Pursuant to the mandate of People v. Kelly (2006) 40 Cal.4th 106, we have conducted an independent review of the record and find no arguable issues. We note, however, errors in the minute order and abstract of judgment. The reporter’s transcript reflects that defendant admitted he committed the robbery in count 1 while he was voluntarily acting in concert with two or more other persons. (Pen. Code, § 213, subd. (a)(1)(A).) However, the minute order from the February 19, 2010, change of plea hearing fails to reflect this admission. We further note that the minute order from the June 2, 2010, sentencing hearing erroneously indicates that the trial court ordered “Prior # 2 stricken.” The reporter’s transcript from the sentencing hearing states that the trial court dismissed “the remaining counts,” pursuant to the plea. Pursuant to the plea
agreement, defendant admitted the second prior conviction allegation, which was the strike prior for an attempted robbery on August 12, 2004. Thus, the trial court did not, as “recorded” by the clerk, dismiss “Prior #2.” This notation must be stricken from the minutes.
Where there is a discrepancy between the oral pronouncement rendering judgment and the minute order or the abstract of judgment, the oral pronouncement controls. (People v. Mesa (1975) 14 Cal.3d 466, 471; People v. Crenshaw (1992) 9 Cal.App.4th 1403, 1415-1416.) We have the inherent power to correct clerical errors in the clerk’s minutes to make them accurately reflect the oral judgments of sentencing courts. (People v. Zackery (2007) 147 Cal.App.4th 380, 386.) Accordingly, the minute order from the hearing on February 19, 2010 should be modified to reflect that defendant admitted he committed the robbery in count 1 while he was voluntarily acting in concert with two or more other persons, pursuant to Penal Code section 213, subdivision (a)(1)(A).
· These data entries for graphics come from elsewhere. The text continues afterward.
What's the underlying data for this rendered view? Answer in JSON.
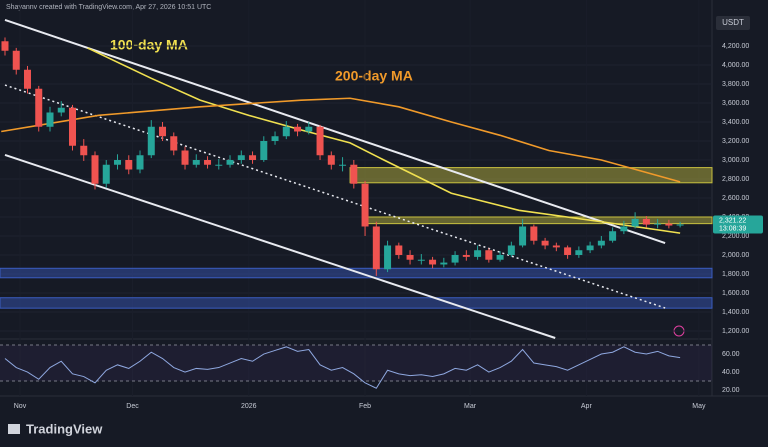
{
  "header": "Shayannv created with TradingView.com, Apr 27, 2026 10:51 UTC",
  "footer": "TradingView",
  "chart_data": {
    "type": "candlestick",
    "currency": "USDT",
    "last_price_label": "2,321.22",
    "countdown": "13:08:39",
    "up_color": "#26a69a",
    "down_color": "#ef5350",
    "xlim": [
      -5.33,
      184.5
    ],
    "xticks": [
      {
        "value": 0,
        "label": "Nov"
      },
      {
        "value": 30,
        "label": "Dec"
      },
      {
        "value": 61,
        "label": "2026"
      },
      {
        "value": 92,
        "label": "Feb"
      },
      {
        "value": 120,
        "label": "Mar"
      },
      {
        "value": 151,
        "label": "Apr"
      },
      {
        "value": 181,
        "label": "May"
      }
    ],
    "ylim": [
      1126,
      4537
    ],
    "yticks": [
      {
        "value": 1200,
        "label": "1,200.00"
      },
      {
        "value": 1400,
        "label": "1,400.00"
      },
      {
        "value": 1600,
        "label": "1,600.00"
      },
      {
        "value": 1800,
        "label": "1,800.00"
      },
      {
        "value": 2000,
        "label": "2,000.00"
      },
      {
        "value": 2200,
        "label": "2,200.00"
      },
      {
        "value": 2400,
        "label": "2,400.00"
      },
      {
        "value": 2600,
        "label": "2,600.00"
      },
      {
        "value": 2800,
        "label": "2,800.00"
      },
      {
        "value": 3000,
        "label": "3,000.00"
      },
      {
        "value": 3200,
        "label": "3,200.00"
      },
      {
        "value": 3400,
        "label": "3,400.00"
      },
      {
        "value": 3600,
        "label": "3,600.00"
      },
      {
        "value": 3800,
        "label": "3,800.00"
      },
      {
        "value": 4000,
        "label": "4,000.00"
      },
      {
        "value": 4200,
        "label": "4,200.00"
      }
    ],
    "grid": true,
    "x": [
      -4,
      -1,
      2,
      5,
      8,
      11,
      14,
      17,
      20,
      23,
      26,
      29,
      32,
      35,
      38,
      41,
      44,
      47,
      50,
      53,
      56,
      59,
      62,
      65,
      68,
      71,
      74,
      77,
      80,
      83,
      86,
      89,
      92,
      95,
      98,
      101,
      104,
      107,
      110,
      113,
      116,
      119,
      122,
      125,
      128,
      131,
      134,
      137,
      140,
      143,
      146,
      149,
      152,
      155,
      158,
      161,
      164,
      167,
      170,
      173,
      176
    ],
    "open": [
      4250,
      4150,
      3950,
      3750,
      3350,
      3500,
      3550,
      3150,
      3050,
      2750,
      2950,
      3000,
      2900,
      3050,
      3350,
      3250,
      3100,
      2950,
      3000,
      2950,
      2950,
      3000,
      3050,
      3000,
      3200,
      3250,
      3350,
      3300,
      3350,
      3050,
      2950,
      2950,
      2750,
      2300,
      1850,
      2100,
      2000,
      1950,
      1950,
      1900,
      1920,
      2000,
      1980,
      2050,
      1950,
      2000,
      2100,
      2300,
      2150,
      2100,
      2080,
      2000,
      2050,
      2100,
      2150,
      2250,
      2300,
      2380,
      2320,
      2330,
      2310
    ],
    "high": [
      4290,
      4180,
      3990,
      3780,
      3560,
      3620,
      3580,
      3220,
      3090,
      3000,
      3060,
      3050,
      3100,
      3420,
      3400,
      3290,
      3140,
      3060,
      3040,
      3010,
      3050,
      3100,
      3090,
      3250,
      3300,
      3410,
      3380,
      3400,
      3370,
      3090,
      3030,
      3000,
      2780,
      2350,
      2150,
      2130,
      2050,
      2010,
      1980,
      1970,
      2040,
      2050,
      2100,
      2070,
      2040,
      2140,
      2380,
      2320,
      2180,
      2130,
      2100,
      2090,
      2140,
      2200,
      2290,
      2360,
      2450,
      2410,
      2380,
      2370,
      2350
    ],
    "low": [
      4100,
      3900,
      3700,
      3300,
      3300,
      3460,
      3100,
      2990,
      2690,
      2710,
      2900,
      2850,
      2860,
      3020,
      3200,
      3050,
      2900,
      2920,
      2910,
      2900,
      2920,
      2960,
      2960,
      2980,
      3160,
      3220,
      3250,
      3270,
      3000,
      2900,
      2880,
      2700,
      2200,
      1780,
      1820,
      1960,
      1900,
      1900,
      1860,
      1870,
      1890,
      1940,
      1950,
      1920,
      1930,
      1980,
      2080,
      2110,
      2060,
      2040,
      1960,
      1970,
      2020,
      2070,
      2130,
      2220,
      2280,
      2290,
      2280,
      2280,
      2290
    ],
    "close": [
      4150,
      3950,
      3750,
      3350,
      3500,
      3550,
      3150,
      3050,
      2750,
      2950,
      3000,
      2900,
      3050,
      3350,
      3250,
      3100,
      2950,
      3000,
      2950,
      2950,
      3000,
      3050,
      3000,
      3200,
      3250,
      3350,
      3300,
      3350,
      3050,
      2950,
      2950,
      2750,
      2300,
      1850,
      2100,
      2000,
      1950,
      1950,
      1900,
      1920,
      2000,
      1980,
      2050,
      1950,
      2000,
      2100,
      2300,
      2150,
      2100,
      2080,
      2000,
      2050,
      2100,
      2150,
      2250,
      2300,
      2380,
      2320,
      2330,
      2310,
      2321
    ],
    "series": [
      {
        "name": "100-day MA",
        "color": "#f0e050",
        "x": [
          18,
          35,
          48,
          61,
          75,
          88,
          96,
          115,
          133,
          155,
          176
        ],
        "values": [
          4180,
          3860,
          3630,
          3470,
          3316,
          3180,
          3020,
          2650,
          2470,
          2350,
          2230
        ]
      },
      {
        "name": "200-day MA",
        "color": "#f09a2a",
        "x": [
          -5,
          21,
          48,
          75,
          88,
          101,
          115,
          128,
          141,
          155,
          176
        ],
        "values": [
          3300,
          3470,
          3560,
          3630,
          3650,
          3560,
          3400,
          3260,
          3100,
          3000,
          2770
        ]
      }
    ],
    "zones": [
      {
        "start": 88,
        "low": 2760,
        "high": 2920,
        "color": "#c8c040"
      },
      {
        "start": 92,
        "low": 2330,
        "high": 2400,
        "color": "#c8c040"
      },
      {
        "start": -5.33,
        "low": 1760,
        "high": 1860,
        "color": "#3a5cc0"
      },
      {
        "start": -5.33,
        "low": 1440,
        "high": 1550,
        "color": "#3a5cc0"
      }
    ],
    "trendlines": [
      {
        "x": [
          -4,
          172
        ],
        "y": [
          4474,
          2126
        ],
        "style": "solid"
      },
      {
        "x": [
          -4,
          142.7
        ],
        "y": [
          3053,
          1126
        ],
        "style": "solid"
      },
      {
        "x": [
          -4,
          172
        ],
        "y": [
          3789,
          1442
        ],
        "style": "dotted"
      }
    ],
    "rsi": {
      "color": "#8fa8e0",
      "ylim": [
        15.6,
        75.6
      ],
      "yticks": [
        {
          "value": 20,
          "label": "20.00"
        },
        {
          "value": 40,
          "label": "40.00"
        },
        {
          "value": 60,
          "label": "60.00"
        }
      ],
      "levels": [
        70,
        30
      ],
      "values": [
        55,
        45,
        40,
        32,
        45,
        52,
        38,
        35,
        28,
        42,
        48,
        44,
        52,
        62,
        55,
        45,
        40,
        44,
        43,
        45,
        50,
        55,
        52,
        60,
        64,
        68,
        63,
        65,
        48,
        42,
        45,
        38,
        28,
        22,
        42,
        38,
        36,
        37,
        35,
        38,
        44,
        42,
        48,
        40,
        45,
        52,
        65,
        50,
        48,
        46,
        42,
        48,
        54,
        60,
        62,
        68,
        62,
        60,
        63,
        58,
        56
      ]
    }
  }
}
The minute order from the hearing on June 2, 2010, should be amended to delete any reference to the court having ordered “Prior # 2 stricken.”
DISPOSITION
The superior court clerk is directed to amend the February 19, 2010, minute order to reflect that defendant admitted he committed the robbery in count 1 while he was voluntarily acting in concert with two or more other persons, pursuant to Penal Code section 213, subdivision (a)(1)(A).
The clerk is further directed to amend the June 2, 2010, minute order to delete any reference to the trial court having ordered “Prior # 2 stricken.” The clerk shall prepare these amended minute orders and forward a copy of each to the Department of Corrections and Rehabilitation. In all other respects, the judgment is affirmed.
NOT TO BE PUBLISHED IN OFFICIAL REPORTS
HOLLENHORST
Acting P.J.
We concur:
McKINSTER
J.
KING
J.
[1] People v. Marsden (1970) 2 Cal.3d 118 (Marsden). The first Marsden hearing was held on November 9, 2006, wherein the motion was denied. On December 18, 2009, another Marsden motion was requested by defendant, however the January 8, 2010, minute order reads, “defendant withdraws the Marsden motion.”
[2] This allegation was not charged in the second amended information, but was apparently added to the plea agreement by interlineation, then crossed out. However, the effect of the in-concert admission was to increase the sentencing range for the first degree robbery conviction to three, six, or nine years. (Pen. Code, § 213, subd. (a)(1)(A).) The plea agreement reflects this increased range. Moreover, the trial court sentenced defendant according to the increased range. (See post.)
[3] We note that defendant filed a letter on or about November 2, 2010, with the superior court for a correction of custody credits. The letter requested the court to add one day of presentence custody credit. In an order filed April 6, 2011, this court took judicial notice of the minute order of the hearing held on November 9, 2010, at which the superior court added one day of credit for time served, for a total of 1,637 days.